In February 2012, the drug agency issued recommendations regarding the types of patient who should try triple therapy, and regional public health services have been following these criteria and administering the new treatment for a year (even though the Spanish Association for Liver Studies has complained that the regions of Asturias, the Balearic Islands, Aragón and the Canary Islands are restricting access to the new treatment, which costs more money). Experts said the price of the classic double therapy is around 6,000 euros a year (therapy typically lasts one year), while the triple treatment raises the cost to between 44,534 and 59,629 euros, according to a report by the General Pharmacy Office in the Valencia region.

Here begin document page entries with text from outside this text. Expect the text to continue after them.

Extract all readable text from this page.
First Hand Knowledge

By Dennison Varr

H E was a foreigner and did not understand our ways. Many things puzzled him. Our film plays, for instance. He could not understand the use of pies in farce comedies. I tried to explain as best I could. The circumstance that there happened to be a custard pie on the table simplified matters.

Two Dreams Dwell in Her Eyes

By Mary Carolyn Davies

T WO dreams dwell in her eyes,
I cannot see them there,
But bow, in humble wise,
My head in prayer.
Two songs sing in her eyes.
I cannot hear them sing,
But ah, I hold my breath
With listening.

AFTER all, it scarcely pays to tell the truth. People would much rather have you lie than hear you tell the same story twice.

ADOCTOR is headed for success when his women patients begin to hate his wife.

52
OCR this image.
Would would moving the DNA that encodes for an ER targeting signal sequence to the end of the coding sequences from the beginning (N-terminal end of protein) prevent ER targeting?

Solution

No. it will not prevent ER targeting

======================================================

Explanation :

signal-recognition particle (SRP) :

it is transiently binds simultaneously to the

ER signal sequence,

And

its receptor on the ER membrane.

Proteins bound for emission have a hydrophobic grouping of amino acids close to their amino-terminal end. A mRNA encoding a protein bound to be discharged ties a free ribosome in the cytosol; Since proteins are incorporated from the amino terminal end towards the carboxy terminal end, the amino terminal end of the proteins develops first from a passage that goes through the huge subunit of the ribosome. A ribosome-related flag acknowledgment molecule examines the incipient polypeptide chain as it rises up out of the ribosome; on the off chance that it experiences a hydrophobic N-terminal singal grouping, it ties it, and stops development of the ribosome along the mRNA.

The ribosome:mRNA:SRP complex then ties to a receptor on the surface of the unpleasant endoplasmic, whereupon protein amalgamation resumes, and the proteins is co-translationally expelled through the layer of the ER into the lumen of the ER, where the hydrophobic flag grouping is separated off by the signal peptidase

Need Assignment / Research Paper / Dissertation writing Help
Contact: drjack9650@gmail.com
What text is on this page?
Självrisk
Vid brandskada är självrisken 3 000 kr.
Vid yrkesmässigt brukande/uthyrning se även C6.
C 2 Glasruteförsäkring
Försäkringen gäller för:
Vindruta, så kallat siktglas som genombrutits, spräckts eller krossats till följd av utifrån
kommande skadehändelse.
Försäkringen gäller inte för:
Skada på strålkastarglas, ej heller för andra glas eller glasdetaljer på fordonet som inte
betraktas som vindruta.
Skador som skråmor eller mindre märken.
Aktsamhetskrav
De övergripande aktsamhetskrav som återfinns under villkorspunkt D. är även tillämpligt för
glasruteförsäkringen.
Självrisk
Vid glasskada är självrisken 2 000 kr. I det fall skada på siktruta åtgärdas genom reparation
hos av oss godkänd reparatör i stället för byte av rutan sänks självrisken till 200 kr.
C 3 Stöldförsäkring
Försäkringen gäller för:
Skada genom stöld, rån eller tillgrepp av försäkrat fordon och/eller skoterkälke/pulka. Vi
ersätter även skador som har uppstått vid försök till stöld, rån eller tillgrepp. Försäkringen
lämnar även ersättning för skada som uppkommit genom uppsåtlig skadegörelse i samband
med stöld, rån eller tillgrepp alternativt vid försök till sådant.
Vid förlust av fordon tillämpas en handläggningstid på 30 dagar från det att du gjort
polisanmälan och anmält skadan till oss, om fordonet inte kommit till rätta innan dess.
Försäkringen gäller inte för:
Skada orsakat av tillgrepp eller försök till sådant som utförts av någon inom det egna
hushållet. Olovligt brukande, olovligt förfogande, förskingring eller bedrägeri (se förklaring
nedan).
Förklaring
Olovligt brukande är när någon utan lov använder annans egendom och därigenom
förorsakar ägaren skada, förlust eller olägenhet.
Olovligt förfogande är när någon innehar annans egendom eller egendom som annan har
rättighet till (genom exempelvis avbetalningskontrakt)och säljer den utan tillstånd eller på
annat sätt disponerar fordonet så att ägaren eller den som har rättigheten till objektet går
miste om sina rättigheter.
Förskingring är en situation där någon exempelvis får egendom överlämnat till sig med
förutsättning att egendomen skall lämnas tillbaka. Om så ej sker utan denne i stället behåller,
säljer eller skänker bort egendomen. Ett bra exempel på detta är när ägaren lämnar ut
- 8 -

Hepatitis C affects nearly 25 percent of the prison population

But the incidence of hepatitis C inside prisons is significantly higher than on the outside. Figures gathered by the Spanish Medicines Agency estimate that the infection rate in the Western world is between 1.5 percent and 3 percent of the total population, yet among the prisoner population it rises to 25 percent.

One of the eligibility conditions imposed by penitentiary authorities is that patients should be convicted, rather than preventive prisoners, to try to ensure they will be in prison for the entire duration of the treatment.

According to Antonio López Burgos, president of the Spanish Society of Penitentiary Health, there have been at least 15 requests for the triple treatment at Spanish jails for hepatitis C patients who meet the requirements and have been prescribed the treatment by a specialist, yet only one has ultimately been authorized. López Burgos claims that the Interior Ministry even released one prisoner ahead of time in order to avoid the cost of treating him.

Catalonia, the only Spanish region with power of self-rule over the prison system, has authorized five triple therapy treatments for a population of 10,000 inmates, compared with more than 65,000 in the rest of Spanish prisons.

The hepatitis therapy restrictions are not the only effects of the budget cuts

"They are very delicate patients. We have to act now or we could lose them," warns López Burgos, noting that untreated hepatitis C typically develops into cirrhosis and liver cancer, in which case the only chance of survival lies in a liver transplant, which is a lot more expensive.

Restrictions to hepatitis C triple therapy are not the only effects of the budget cuts reported by prison doctors. Until now, larger penitentiaries had 24-hour medical service, but since January 1 many have no afternoon visits. Among the prisons in question are Murcia I, Jaén, Valladolid and Madrid I.

"What we are seeing is a gradual elimination of doctor's shifts as a result of budget cut criteria, but no studies have been provided to explain what savings this change would allegedly entail," says López Burgos. "We cannot forget how isolated prisons are, almost always quite a few kilometers away from a hospital. This will delay emergency medical assistance, sometimes dramatically."

The son of Trinidad Barrera, a 72-year-old woman from Seville, is one of the inmates waiting to receive the triple treatment. A doctor at Virgen del Rocío hospital prescribed it, but the therapy has yet to begin. "I was talking to the doctor last Friday and he told me that my son needs these medicines, that they need to administer them now," she says in tears. Her son, Manuel Jesús, 40, has been in jail for five years for petty theft and minor drug dealing.

Trinidad Barrera turned for help to the Andalusian Ombudsman, which filed a complaint with penitentiary authorities. The answer, dated January 22, confirms the existence of budgetary restrictions. "A register of these types of patient has been created [...] and measures will be taken to facilitate respective treatment to all the patients, with the regularity allowed by available resources and considering the budgetary impossibility of treating all cases immediately and concurrently."

Manuel Jesús' mother, who has not seen her son for two months, says she is now thinking of selling her house to raise money for the therapy. "All I ask is for him not to die in jail."